Christian Fernsby ▼ | June 1, 2020
The Korea Fair Trade Commission approved Jeju Air to acquire shares of Eastar Jet after the merger review.
Jeju Air
Eastar Jet   Jeju Air
Jeju Air signed a deal with Eastar Jet on Mar. 2, 2020 to acquire a 51.17% stake in Eastar Jet, and notified the transaction to the KFTC on Mar. 13, 2020. Following the notification, the KFTC proceeded the merger review as promptly as possible to take into consideration struggles the aviation industry faces in the midst of the COVID-19 pandemic.

Topics: Korea Eastar Jet Jeju Air

After the review, the KFTC ruled that the merger transaction can be exempt from the antitrust laws in recognition of Eastar Jet’s inability to continue operating without being acquired by Jeju Air.

The failing firm defense can be established when, from a competitive perspective, it is considered that approving a merger to keep assets of a failing company in the relevant market is better than disapproving the merger for its anti-competitive concerns and leaving the company exit the market.

Looking at the financial situation of Eastar Jet between 2013 and 2019, the total capital had been impaired every year with a total of KRW 63.2 billion at the end of 2019. In 2019, the company posted an operating loss of KRW 79.3 billion due to a drop in the number of Korean travelers to Japan, and the Boeing 737-Max groundings.

Eastar Jet’s tangible assets were only KRW 45 billion at the end of 2019. The KFTC considered that it would be difficult for the company to repay its outstanding debts amounting to KRW 115.2 billion at the end of Mar. 2020, including aircraft lease payment, airport fees, aviation fuel costs and employee wages.

Also, Eastar Jet suspended its services for domestic and international flights due to the impact of coronavirus, and the company’s restructuring was underway.

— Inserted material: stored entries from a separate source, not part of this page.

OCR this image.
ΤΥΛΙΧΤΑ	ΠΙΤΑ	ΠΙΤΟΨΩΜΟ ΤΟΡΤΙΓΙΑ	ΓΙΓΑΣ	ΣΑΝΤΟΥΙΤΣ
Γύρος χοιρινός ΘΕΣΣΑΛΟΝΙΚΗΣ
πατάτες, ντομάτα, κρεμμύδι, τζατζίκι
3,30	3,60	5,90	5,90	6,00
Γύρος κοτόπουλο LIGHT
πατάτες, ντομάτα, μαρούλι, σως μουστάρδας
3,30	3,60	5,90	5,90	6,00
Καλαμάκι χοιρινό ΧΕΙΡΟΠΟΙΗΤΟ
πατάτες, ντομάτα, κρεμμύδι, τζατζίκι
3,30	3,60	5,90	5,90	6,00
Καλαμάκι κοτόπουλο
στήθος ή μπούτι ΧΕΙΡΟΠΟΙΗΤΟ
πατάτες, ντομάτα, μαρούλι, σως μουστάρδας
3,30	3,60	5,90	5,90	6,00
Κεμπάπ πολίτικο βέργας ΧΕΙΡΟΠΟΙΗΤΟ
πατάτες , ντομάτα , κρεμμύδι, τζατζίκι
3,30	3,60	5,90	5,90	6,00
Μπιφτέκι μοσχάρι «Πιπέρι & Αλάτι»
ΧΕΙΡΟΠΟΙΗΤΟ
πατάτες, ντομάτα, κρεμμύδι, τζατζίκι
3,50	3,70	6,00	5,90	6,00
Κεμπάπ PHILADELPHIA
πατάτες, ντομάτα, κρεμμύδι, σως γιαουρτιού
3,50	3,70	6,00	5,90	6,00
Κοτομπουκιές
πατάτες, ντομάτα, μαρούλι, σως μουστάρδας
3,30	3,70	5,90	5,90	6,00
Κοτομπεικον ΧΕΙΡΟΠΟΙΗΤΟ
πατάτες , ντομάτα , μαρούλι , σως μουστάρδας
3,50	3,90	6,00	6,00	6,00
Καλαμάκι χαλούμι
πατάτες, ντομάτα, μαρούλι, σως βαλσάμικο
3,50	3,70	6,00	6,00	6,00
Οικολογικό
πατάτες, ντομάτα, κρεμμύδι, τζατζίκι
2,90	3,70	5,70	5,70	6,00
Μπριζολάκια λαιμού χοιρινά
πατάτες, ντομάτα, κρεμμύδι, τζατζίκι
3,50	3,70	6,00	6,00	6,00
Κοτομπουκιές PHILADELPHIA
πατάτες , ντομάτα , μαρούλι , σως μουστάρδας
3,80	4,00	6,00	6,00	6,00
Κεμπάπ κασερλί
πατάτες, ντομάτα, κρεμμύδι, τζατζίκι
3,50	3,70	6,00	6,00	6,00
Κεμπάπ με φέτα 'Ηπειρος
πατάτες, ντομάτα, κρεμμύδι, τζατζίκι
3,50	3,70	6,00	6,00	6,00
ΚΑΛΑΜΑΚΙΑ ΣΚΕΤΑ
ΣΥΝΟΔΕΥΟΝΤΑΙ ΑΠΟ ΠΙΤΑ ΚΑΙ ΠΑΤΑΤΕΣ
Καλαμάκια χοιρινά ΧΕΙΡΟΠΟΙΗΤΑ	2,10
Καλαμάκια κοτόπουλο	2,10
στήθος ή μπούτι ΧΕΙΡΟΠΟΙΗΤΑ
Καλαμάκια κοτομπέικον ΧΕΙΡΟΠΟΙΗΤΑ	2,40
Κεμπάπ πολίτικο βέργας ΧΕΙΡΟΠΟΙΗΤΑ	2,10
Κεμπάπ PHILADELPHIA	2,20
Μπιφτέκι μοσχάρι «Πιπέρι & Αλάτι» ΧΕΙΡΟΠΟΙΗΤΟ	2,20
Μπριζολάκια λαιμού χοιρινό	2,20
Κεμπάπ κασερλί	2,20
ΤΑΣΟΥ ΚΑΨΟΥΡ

Therefore, it seemed to be not easy for the company to resume the business in a short period and recover the ability to reimburse the liabilities. Moreover, Eastar Jet had difficulties raising money by taking out a loan from financial institutions or issuing new stocks given the parent company’s financial status.

Taking into account these circumstances, the KFTC concluded that it would be difficult to keep Eastar Jet’s assets in the market in a less anti-competitive way other than the acquisition by Jeju Air (Jeju Air was the sole buyer).